Zynga is a profitable market leader in its industry niche and is well run. The IPO seems reasonably priced relative to other IPOs this year and the price point is quite attractive. I am however concerned about the long term viability of the business model, which like that of Netflix is has inordinate levels of dependency on other companies. In addition, there is no way to predict that Zynga will continue to generate blockbuster hits failure of which would lead to a very fast reversal of fortunes and at this point I am only slightly concerned about the decline in average monthly users.

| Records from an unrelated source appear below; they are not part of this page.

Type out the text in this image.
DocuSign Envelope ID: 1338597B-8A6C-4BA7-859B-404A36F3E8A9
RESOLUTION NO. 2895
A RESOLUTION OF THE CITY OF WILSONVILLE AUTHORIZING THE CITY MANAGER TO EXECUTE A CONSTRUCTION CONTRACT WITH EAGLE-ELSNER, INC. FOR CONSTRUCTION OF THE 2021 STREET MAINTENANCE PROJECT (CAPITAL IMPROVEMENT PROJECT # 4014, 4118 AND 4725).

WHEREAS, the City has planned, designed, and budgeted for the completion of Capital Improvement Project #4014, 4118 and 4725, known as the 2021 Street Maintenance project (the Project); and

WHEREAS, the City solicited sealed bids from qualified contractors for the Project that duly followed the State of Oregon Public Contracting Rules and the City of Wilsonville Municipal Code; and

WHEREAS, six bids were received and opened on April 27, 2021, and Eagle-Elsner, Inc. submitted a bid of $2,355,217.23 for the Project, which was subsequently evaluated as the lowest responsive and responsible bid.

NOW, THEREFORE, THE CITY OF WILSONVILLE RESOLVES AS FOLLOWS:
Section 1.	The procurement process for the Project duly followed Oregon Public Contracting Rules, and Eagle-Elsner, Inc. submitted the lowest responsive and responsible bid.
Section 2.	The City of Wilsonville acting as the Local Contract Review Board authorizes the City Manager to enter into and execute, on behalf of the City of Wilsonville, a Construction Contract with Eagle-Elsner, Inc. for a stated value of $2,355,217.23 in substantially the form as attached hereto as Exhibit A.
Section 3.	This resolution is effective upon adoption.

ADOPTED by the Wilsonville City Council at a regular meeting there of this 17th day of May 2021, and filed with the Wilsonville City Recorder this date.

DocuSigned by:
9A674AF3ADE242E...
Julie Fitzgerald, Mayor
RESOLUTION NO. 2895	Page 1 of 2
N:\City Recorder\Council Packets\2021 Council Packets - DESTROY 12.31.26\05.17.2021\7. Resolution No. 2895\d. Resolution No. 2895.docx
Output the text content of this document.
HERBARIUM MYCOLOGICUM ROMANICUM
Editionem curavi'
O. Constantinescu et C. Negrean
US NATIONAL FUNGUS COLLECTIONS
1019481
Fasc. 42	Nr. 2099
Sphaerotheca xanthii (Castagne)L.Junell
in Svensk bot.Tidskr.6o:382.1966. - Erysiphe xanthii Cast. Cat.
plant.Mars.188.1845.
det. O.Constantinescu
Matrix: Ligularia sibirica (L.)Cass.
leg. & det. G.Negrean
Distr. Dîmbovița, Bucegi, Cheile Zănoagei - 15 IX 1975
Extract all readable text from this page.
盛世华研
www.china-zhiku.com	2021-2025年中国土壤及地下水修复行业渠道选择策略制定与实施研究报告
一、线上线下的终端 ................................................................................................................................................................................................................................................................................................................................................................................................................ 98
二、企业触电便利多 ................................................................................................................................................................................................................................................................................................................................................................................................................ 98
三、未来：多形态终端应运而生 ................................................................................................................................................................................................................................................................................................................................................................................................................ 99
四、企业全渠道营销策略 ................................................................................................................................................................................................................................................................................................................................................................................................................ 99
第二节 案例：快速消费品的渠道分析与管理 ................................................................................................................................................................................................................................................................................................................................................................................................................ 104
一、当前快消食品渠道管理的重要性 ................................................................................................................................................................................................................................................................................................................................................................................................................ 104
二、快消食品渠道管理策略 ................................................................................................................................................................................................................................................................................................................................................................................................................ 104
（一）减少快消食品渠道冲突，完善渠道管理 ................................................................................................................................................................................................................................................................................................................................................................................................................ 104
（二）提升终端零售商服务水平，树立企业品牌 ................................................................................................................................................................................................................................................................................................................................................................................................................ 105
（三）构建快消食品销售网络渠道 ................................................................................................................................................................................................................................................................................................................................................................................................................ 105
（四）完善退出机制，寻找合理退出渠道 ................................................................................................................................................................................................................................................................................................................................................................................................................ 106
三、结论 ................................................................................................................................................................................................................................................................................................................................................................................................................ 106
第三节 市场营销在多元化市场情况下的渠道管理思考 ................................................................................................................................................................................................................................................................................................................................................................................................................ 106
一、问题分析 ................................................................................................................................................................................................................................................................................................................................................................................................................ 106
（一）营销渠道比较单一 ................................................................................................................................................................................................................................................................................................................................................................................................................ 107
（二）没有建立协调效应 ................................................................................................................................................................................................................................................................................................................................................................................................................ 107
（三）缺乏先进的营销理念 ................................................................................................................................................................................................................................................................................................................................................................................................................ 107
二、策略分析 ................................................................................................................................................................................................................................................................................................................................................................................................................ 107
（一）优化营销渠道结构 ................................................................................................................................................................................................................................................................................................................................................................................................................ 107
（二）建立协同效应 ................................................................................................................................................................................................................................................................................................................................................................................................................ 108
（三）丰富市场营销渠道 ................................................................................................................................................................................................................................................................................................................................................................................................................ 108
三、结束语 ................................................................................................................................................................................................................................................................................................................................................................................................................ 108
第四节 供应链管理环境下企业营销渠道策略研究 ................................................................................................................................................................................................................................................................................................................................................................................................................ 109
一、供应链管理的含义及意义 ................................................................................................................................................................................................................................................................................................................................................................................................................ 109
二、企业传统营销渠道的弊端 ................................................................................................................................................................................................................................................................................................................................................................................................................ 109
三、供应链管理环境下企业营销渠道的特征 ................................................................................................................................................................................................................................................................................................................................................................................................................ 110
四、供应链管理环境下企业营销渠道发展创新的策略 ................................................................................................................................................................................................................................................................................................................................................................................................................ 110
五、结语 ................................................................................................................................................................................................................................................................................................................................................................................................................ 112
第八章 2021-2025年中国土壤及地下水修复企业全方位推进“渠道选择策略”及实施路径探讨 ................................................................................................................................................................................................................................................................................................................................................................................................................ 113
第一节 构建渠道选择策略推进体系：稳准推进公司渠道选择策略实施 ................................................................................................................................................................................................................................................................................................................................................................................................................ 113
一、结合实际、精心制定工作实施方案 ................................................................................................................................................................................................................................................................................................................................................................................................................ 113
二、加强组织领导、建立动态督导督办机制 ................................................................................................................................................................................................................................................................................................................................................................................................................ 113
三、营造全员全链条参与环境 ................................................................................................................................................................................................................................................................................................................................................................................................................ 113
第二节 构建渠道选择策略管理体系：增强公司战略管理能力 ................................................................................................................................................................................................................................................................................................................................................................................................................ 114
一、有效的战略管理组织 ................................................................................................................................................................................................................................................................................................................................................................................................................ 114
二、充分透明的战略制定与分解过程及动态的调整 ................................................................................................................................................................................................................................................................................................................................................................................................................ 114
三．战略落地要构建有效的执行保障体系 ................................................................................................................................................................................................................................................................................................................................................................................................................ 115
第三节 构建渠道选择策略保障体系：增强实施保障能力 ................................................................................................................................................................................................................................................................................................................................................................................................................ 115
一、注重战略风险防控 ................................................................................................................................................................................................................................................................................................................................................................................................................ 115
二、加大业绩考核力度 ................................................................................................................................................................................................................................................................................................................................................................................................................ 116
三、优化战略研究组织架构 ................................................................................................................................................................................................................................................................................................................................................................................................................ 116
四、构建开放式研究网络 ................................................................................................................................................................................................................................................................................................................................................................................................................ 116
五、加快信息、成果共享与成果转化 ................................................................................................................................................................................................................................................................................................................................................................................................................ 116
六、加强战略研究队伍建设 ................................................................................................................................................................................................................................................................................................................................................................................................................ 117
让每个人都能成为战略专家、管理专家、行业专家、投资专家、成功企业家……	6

As a medium to long-term investor focused on fundamentals and defensible business models, this one is at the margins and I will wait until the lock-out period expires and the company announces earnings to get a better feel for what action to take.
For those looking to cash in on the IPO on the first day, it may behoove you to do your diligence around Day One price movements and to realize that you will only really be taking a turn at the roulette wheel.